O presidente da Associação Nacional dos Fabricantes de Veículos Automotores (Anfavea), Luiz Carlos Moraes, afirmou que o setor não quer subsídios, quer competitividade. E disse que a entidade está há anos mostrando medidas que precisam ser feitas para melhorar a competitividade no Brasil.

É verdade, mas a gente não pode esquecer que o setor vem, há anos, pressionando por subsídios para produzir aqui para vender mais aqui e que é preciso ter em mente que há mais de 40 anos que a indústria automobilística pede e obtém subsídios no Brasil.

Quem pede e não tem é a indústria nacional, as pequenas e médias empresas e o comércio. Não dá para comparar o que o resto do setor industrial brasileiro recebeu de incentivo para sua produção com os da indústria automobilística aqui no Brasil.

E sejamos honestos. Essa conversa de inovação, competitividade global e maior tecnologia embarcada só veio depois que o consumidor passou a se informar e a cobrar o que as mesmas empresas oferecem lá fora, nos mesmo modelos, que são também feitos aqui.

Desde 1980 que o governo dá subsídio ao setor automotivo. Muita gente lembra de Fernando Collor mandando "uma real" para o setor, dizendo que eles produziam "carroças". O pessoal da Anfavea na época se indignou, mas era verdade. E em 1990 o Brasil estava muito defasado. Não importava, não sabia o que acontecia lá fora e achava que os carros da Ford, Volkswagen, GM e Fiat eram o top de linha.

O que pouca gente lembra é que, em 1992, depois do impeachment de Color, o governo Itamar Franco reduziu impostos com incentivos ao crédito interno, iniciando uma política que ainda vai durar anos com o projeto Rota 2030. E sempre é bom lembrar, Itamar elegeu o Fusca como o veículo "ultra moderno e tecnológico" a ser incentivado. A Volkswagen atendeu, mas não trouxe nada de novo.

O Brasil tem um modelo curioso. Aqui o foco do subsídio sempre foi para que o setor tenha preços menores no Brasil. Diferentemente de outros países que se abriram para a indústria vender no mercado externo - o que exigiria competitividade - e acabaria beneficiando o mercado interno que poderia comprá-lo.

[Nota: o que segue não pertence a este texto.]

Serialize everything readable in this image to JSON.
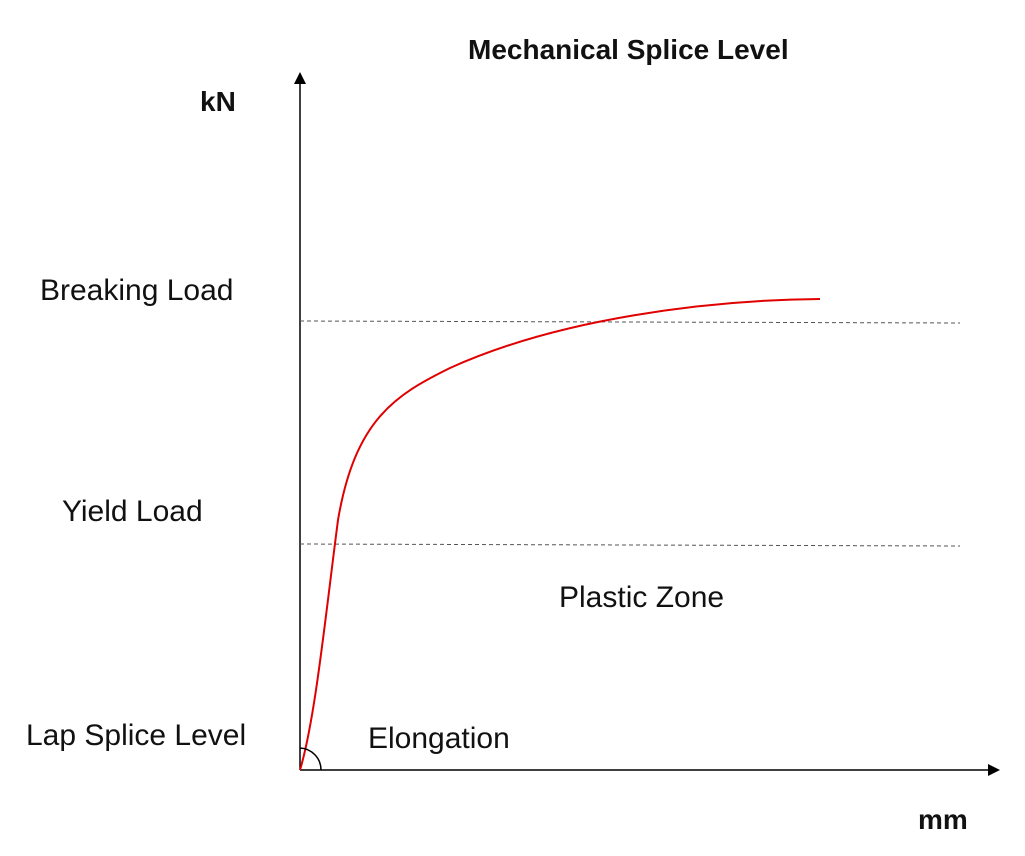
{
  "title": "Mechanical Splice Level",
  "y_axis_label": "kN",
  "x_axis_label": "mm",
  "levels": {
    "breaking": "Breaking Load",
    "yield": "Yield Load",
    "lap_splice": "Lap Splice Level"
  },
  "zones": {
    "plastic": "Plastic Zone",
    "elongation": "Elongation"
  },
  "colors": {
    "curve": "#e00000",
    "axes": "#000000",
    "reference_lines": "#555555"
  }
}
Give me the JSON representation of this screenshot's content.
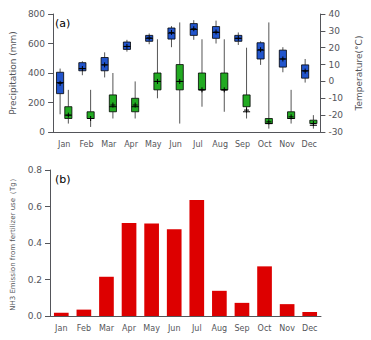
{
  "chart_data": [
    {
      "type": "boxplot",
      "annotation": "(a)",
      "categories": [
        "Jan",
        "Feb",
        "Mar",
        "Apr",
        "May",
        "Jun",
        "Jul",
        "Aug",
        "Sep",
        "Oct",
        "Nov",
        "Dec"
      ],
      "ylabel": "Precipitation (mm)",
      "y2label": "Temperature(°C)",
      "ylim": [
        0,
        800
      ],
      "yticks": [
        0,
        200,
        400,
        600,
        800
      ],
      "y2lim": [
        -30,
        40
      ],
      "y2ticks": [
        -30,
        -20,
        -10,
        0,
        10,
        20,
        30,
        40
      ],
      "grid": false,
      "series": [
        {
          "color": "#2255cc",
          "q1": [
            260,
            415,
            415,
            560,
            615,
            630,
            655,
            635,
            615,
            495,
            440,
            365
          ],
          "median": [
            335,
            430,
            455,
            580,
            635,
            670,
            695,
            675,
            635,
            555,
            495,
            415
          ],
          "q3": [
            405,
            470,
            505,
            610,
            655,
            705,
            735,
            715,
            655,
            605,
            555,
            455
          ],
          "mean": [
            330,
            430,
            455,
            580,
            638,
            675,
            700,
            678,
            635,
            558,
            495,
            413
          ],
          "whislo": [
            120,
            385,
            370,
            545,
            595,
            575,
            625,
            600,
            590,
            455,
            405,
            335
          ],
          "whishi": [
            430,
            480,
            540,
            625,
            668,
            718,
            758,
            755,
            675,
            615,
            575,
            495
          ]
        },
        {
          "color": "#22aa22",
          "axis": "y2",
          "q1": [
            -22,
            -22,
            -18,
            -18,
            -5,
            -5,
            -5,
            -5,
            -15,
            -25,
            -22,
            -25
          ],
          "median": [
            -20,
            -22,
            -15,
            -15,
            0,
            0,
            -5,
            -5,
            -18,
            -25,
            -22,
            -26
          ],
          "q3": [
            -15,
            -18,
            -8,
            -10,
            5,
            10,
            5,
            5,
            -8,
            -22,
            -18,
            -23
          ],
          "mean": [
            -20,
            -22,
            -14,
            -14,
            0,
            0,
            -5,
            -5,
            -17,
            -24,
            -21,
            -25
          ],
          "whislo": [
            -25,
            -27,
            -22,
            -22,
            -10,
            -25,
            -15,
            -18,
            -22,
            -28,
            -25,
            -28
          ],
          "whishi": [
            -5,
            -5,
            5,
            0,
            25,
            35,
            25,
            25,
            20,
            35,
            -5,
            -20
          ]
        }
      ]
    },
    {
      "type": "bar",
      "annotation": "(b)",
      "categories": [
        "Jan",
        "Feb",
        "Mar",
        "Apr",
        "May",
        "Jun",
        "Jul",
        "Aug",
        "Sep",
        "Oct",
        "Nov",
        "Dec"
      ],
      "values": [
        0.018,
        0.035,
        0.215,
        0.51,
        0.507,
        0.475,
        0.635,
        0.138,
        0.072,
        0.272,
        0.065,
        0.022
      ],
      "color": "#dd0000",
      "ylabel": "NH3 Emission from fertilizer use（Tg）",
      "ylim": [
        0,
        0.8
      ],
      "yticks": [
        {
          "value": 0,
          "label": "0.0"
        },
        0.2,
        0.4,
        0.6,
        0.8
      ],
      "grid": false
    }
  ]
}
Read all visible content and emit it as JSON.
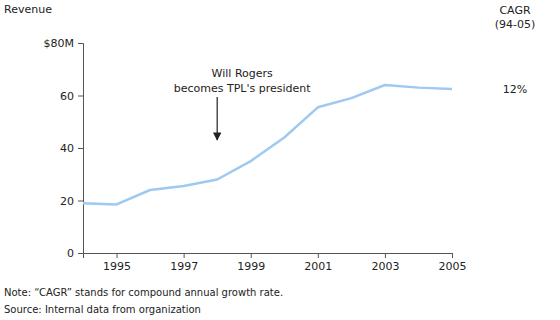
{
  "chart_data": {
    "type": "line",
    "y_label": "Revenue",
    "x": [
      1994,
      1995,
      1996,
      1997,
      1998,
      1999,
      2000,
      2001,
      2002,
      2003,
      2004,
      2005
    ],
    "values": [
      19,
      18.5,
      24,
      25.5,
      28,
      35,
      44,
      55.5,
      59,
      64,
      63,
      62.5
    ],
    "color": "#9ec9f2",
    "xlim": [
      1994,
      2005
    ],
    "xticks": [
      1995,
      1997,
      1999,
      2001,
      2003,
      2005
    ],
    "ylim": [
      0,
      80
    ],
    "yticks": [
      0,
      20,
      40,
      60,
      {
        "value": 80,
        "label": "$80M"
      }
    ],
    "grid": false,
    "annotations": [
      {
        "lines": [
          "Will Rogers",
          "becomes TPL's president"
        ],
        "x": 1998
      }
    ],
    "cagr": {
      "title": [
        "CAGR",
        "(94-05)"
      ],
      "value": 12,
      "value_label": "12%"
    },
    "note": "Note: “CAGR” stands for compound annual growth rate.",
    "source": "Source: Internal data from organization"
  }
}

No segundo governo Lula, o Brasil criou o Programa de Sustentação do Investimento (PSI), em 2009. Depois, com Dilma Rousseff, fez o Inovar Auto. E, em 2018, o Rota 2030, cuja linha estratégica é a do Inovar Auto, com o discurso de incentivar P&D à toda cadeia automotiva.

Para quem não lembra, 2009 foi o ano que o Brasil mais cresceu com o Governo Lula turbinando o crédito com dinheiro que não tinha, via BNDES e ampliando prazos de pagamento. Mas incentivo a inovação que é bom, nada.

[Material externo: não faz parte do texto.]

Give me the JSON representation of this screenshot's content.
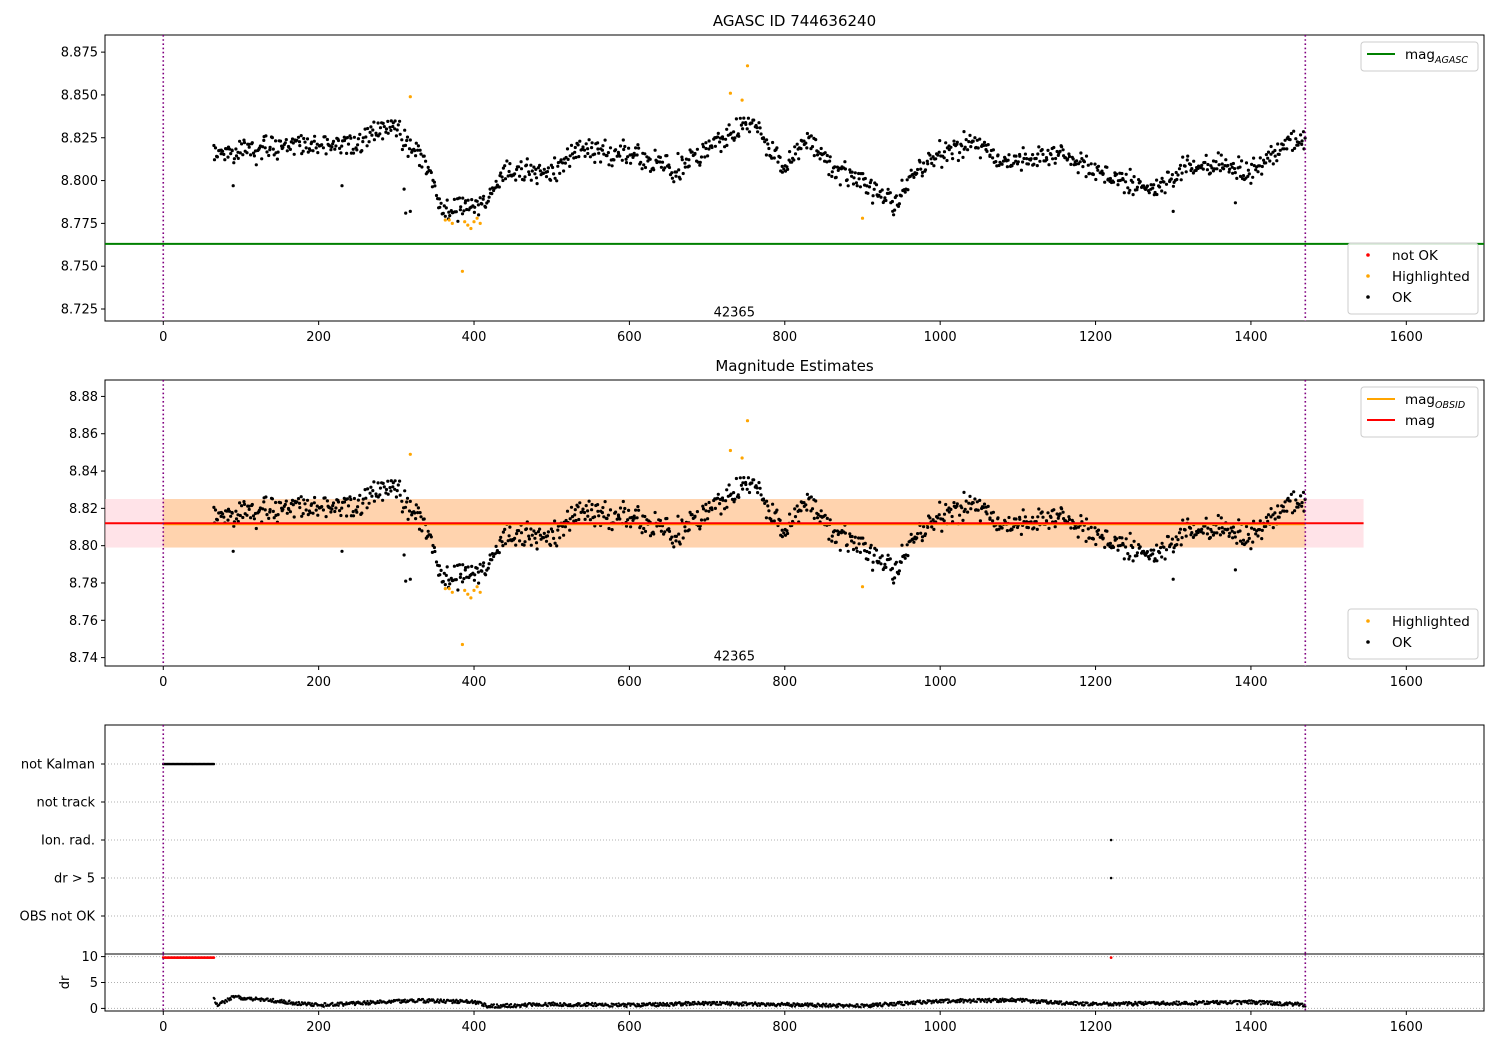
{
  "figure_title": "AGASC ID 744636240",
  "chart_data": [
    {
      "id": "top",
      "type": "scatter",
      "title": "AGASC ID 744636240",
      "xlim": [
        -75,
        1700
      ],
      "ylim": [
        8.718,
        8.885
      ],
      "xticks": [
        0,
        200,
        400,
        600,
        800,
        1000,
        1200,
        1400,
        1600
      ],
      "yticks": [
        "8.725",
        "8.750",
        "8.775",
        "8.800",
        "8.825",
        "8.850",
        "8.875"
      ],
      "vlines": [
        0,
        1470
      ],
      "hlines": [
        {
          "name": "mag_AGASC",
          "value": 8.763,
          "x_range": [
            -75,
            1700
          ],
          "color": "#008000"
        }
      ],
      "annotation": {
        "text": "42365",
        "x": 735,
        "y": 8.723
      },
      "legends": {
        "upper_right": [
          {
            "label_main": "mag",
            "label_sub": "AGASC",
            "kind": "line",
            "color": "#008000"
          }
        ],
        "lower_right": [
          {
            "label": "not OK",
            "kind": "marker",
            "color": "#ff0000"
          },
          {
            "label": "Highlighted",
            "kind": "marker",
            "color": "#ffa500"
          },
          {
            "label": "OK",
            "kind": "marker",
            "color": "#000000"
          }
        ]
      },
      "ok_profile": [
        [
          65,
          8.815
        ],
        [
          100,
          8.817
        ],
        [
          150,
          8.821
        ],
        [
          200,
          8.822
        ],
        [
          250,
          8.82
        ],
        [
          280,
          8.831
        ],
        [
          300,
          8.829
        ],
        [
          320,
          8.82
        ],
        [
          340,
          8.808
        ],
        [
          360,
          8.782
        ],
        [
          380,
          8.784
        ],
        [
          400,
          8.785
        ],
        [
          420,
          8.792
        ],
        [
          440,
          8.805
        ],
        [
          470,
          8.806
        ],
        [
          500,
          8.805
        ],
        [
          540,
          8.818
        ],
        [
          580,
          8.816
        ],
        [
          620,
          8.813
        ],
        [
          660,
          8.806
        ],
        [
          700,
          8.82
        ],
        [
          730,
          8.826
        ],
        [
          760,
          8.835
        ],
        [
          780,
          8.818
        ],
        [
          800,
          8.809
        ],
        [
          830,
          8.824
        ],
        [
          860,
          8.809
        ],
        [
          900,
          8.797
        ],
        [
          940,
          8.788
        ],
        [
          980,
          8.81
        ],
        [
          1040,
          8.823
        ],
        [
          1080,
          8.81
        ],
        [
          1120,
          8.814
        ],
        [
          1160,
          8.815
        ],
        [
          1200,
          8.805
        ],
        [
          1240,
          8.798
        ],
        [
          1280,
          8.795
        ],
        [
          1320,
          8.808
        ],
        [
          1360,
          8.81
        ],
        [
          1400,
          8.805
        ],
        [
          1440,
          8.82
        ],
        [
          1470,
          8.823
        ]
      ],
      "ok_noise": 0.006,
      "ok_count": 1100,
      "ok_outliers": [
        [
          310,
          8.795
        ],
        [
          312,
          8.781
        ],
        [
          318,
          8.782
        ],
        [
          90,
          8.797
        ],
        [
          230,
          8.797
        ],
        [
          940,
          8.78
        ],
        [
          1300,
          8.782
        ],
        [
          1380,
          8.787
        ]
      ],
      "highlighted_points": [
        [
          318,
          8.849
        ],
        [
          363,
          8.777
        ],
        [
          368,
          8.777
        ],
        [
          372,
          8.775
        ],
        [
          385,
          8.747
        ],
        [
          388,
          8.776
        ],
        [
          392,
          8.774
        ],
        [
          396,
          8.772
        ],
        [
          400,
          8.776
        ],
        [
          404,
          8.778
        ],
        [
          408,
          8.775
        ],
        [
          730,
          8.851
        ],
        [
          745,
          8.847
        ],
        [
          752,
          8.867
        ],
        [
          900,
          8.778
        ]
      ],
      "not_ok_points": []
    },
    {
      "id": "middle",
      "type": "scatter",
      "title": "Magnitude Estimates",
      "xlim": [
        -75,
        1700
      ],
      "ylim": [
        8.7355,
        8.8888
      ],
      "xticks": [
        0,
        200,
        400,
        600,
        800,
        1000,
        1200,
        1400,
        1600
      ],
      "yticks": [
        "8.74",
        "8.76",
        "8.78",
        "8.80",
        "8.82",
        "8.84",
        "8.86",
        "8.88"
      ],
      "vlines": [
        0,
        1470
      ],
      "hlines": [
        {
          "name": "mag_OBSID",
          "value": 8.8115,
          "x_range": [
            0,
            1470
          ],
          "color": "#ffa500"
        },
        {
          "name": "mag",
          "value": 8.812,
          "x_range": [
            -75,
            1545
          ],
          "color": "#ff0000"
        }
      ],
      "bands": [
        {
          "name": "mag_band",
          "low": 8.799,
          "high": 8.825,
          "x_range": [
            -75,
            1545
          ],
          "color": "#ffc0cb"
        },
        {
          "name": "mag_OBSID_band",
          "low": 8.799,
          "high": 8.825,
          "x_range": [
            0,
            1470
          ],
          "color": "#ffa500"
        }
      ],
      "annotation": {
        "text": "42365",
        "x": 735,
        "y": 8.7405
      },
      "legends": {
        "upper_right": [
          {
            "label_main": "mag",
            "label_sub": "OBSID",
            "kind": "line",
            "color": "#ffa500"
          },
          {
            "label": "mag",
            "kind": "line",
            "color": "#ff0000"
          }
        ],
        "lower_right": [
          {
            "label": "Highlighted",
            "kind": "marker",
            "color": "#ffa500"
          },
          {
            "label": "OK",
            "kind": "marker",
            "color": "#000000"
          }
        ]
      },
      "same_points_as": "top"
    },
    {
      "id": "flags",
      "type": "scatter",
      "xlim": [
        -75,
        1700
      ],
      "categories": [
        "not Kalman",
        "not track",
        "Ion. rad.",
        "dr > 5",
        "OBS not OK"
      ],
      "vlines": [
        0,
        1470
      ],
      "flag_points": [
        {
          "category": "not Kalman",
          "x_range": [
            0,
            65
          ],
          "count": 40
        },
        {
          "category": "Ion. rad.",
          "x": 1220
        },
        {
          "category": "dr > 5",
          "x": 1220
        }
      ]
    },
    {
      "id": "dr",
      "type": "scatter",
      "xlim": [
        -75,
        1700
      ],
      "ylim": [
        -0.5,
        10.5
      ],
      "ylabel": "dr",
      "yticks": [
        "0",
        "5",
        "10"
      ],
      "xticks": [
        0,
        200,
        400,
        600,
        800,
        1000,
        1200,
        1400,
        1600
      ],
      "vlines": [
        0,
        1470
      ],
      "gridlines": [
        0,
        5,
        10
      ],
      "red_points": {
        "x_range": [
          0,
          65
        ],
        "value": 9.8,
        "count": 40,
        "extra": [
          [
            1220,
            9.8
          ]
        ]
      },
      "black_profile": [
        [
          65,
          1.8
        ],
        [
          70,
          0.6
        ],
        [
          90,
          2.2
        ],
        [
          140,
          1.5
        ],
        [
          200,
          0.6
        ],
        [
          280,
          1.2
        ],
        [
          320,
          1.5
        ],
        [
          400,
          1.3
        ],
        [
          420,
          0.4
        ],
        [
          500,
          0.8
        ],
        [
          600,
          0.6
        ],
        [
          700,
          1.0
        ],
        [
          800,
          0.7
        ],
        [
          900,
          0.5
        ],
        [
          1000,
          1.4
        ],
        [
          1100,
          1.6
        ],
        [
          1140,
          1.2
        ],
        [
          1200,
          0.8
        ],
        [
          1300,
          1.0
        ],
        [
          1400,
          1.2
        ],
        [
          1470,
          0.7
        ]
      ],
      "black_count": 1400
    }
  ]
}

As desonerações de IPI dados pelo governo, entre 2010 e 2014, custaram R$ 15,5 bilhões. O setor automotivo foi responsável por 53,4%, R$ 8,3 bilhões.

A Anfavea diz que, desde abril de 2019, pede reforma tributária, mostrando comparativos que indicam que o custo de produzir no Brasil é, por exemplo, 18% maior que no México, melhoria do ambiente econômico e atacando o “manicômio tributário” do Brasil.

Isso é verdade. Mas a lógica estatal do subsídio no Brasil sempre foi dar o subsídio para o consumo. E como dá o benefício o governo pega do outro lado cobrando imposto.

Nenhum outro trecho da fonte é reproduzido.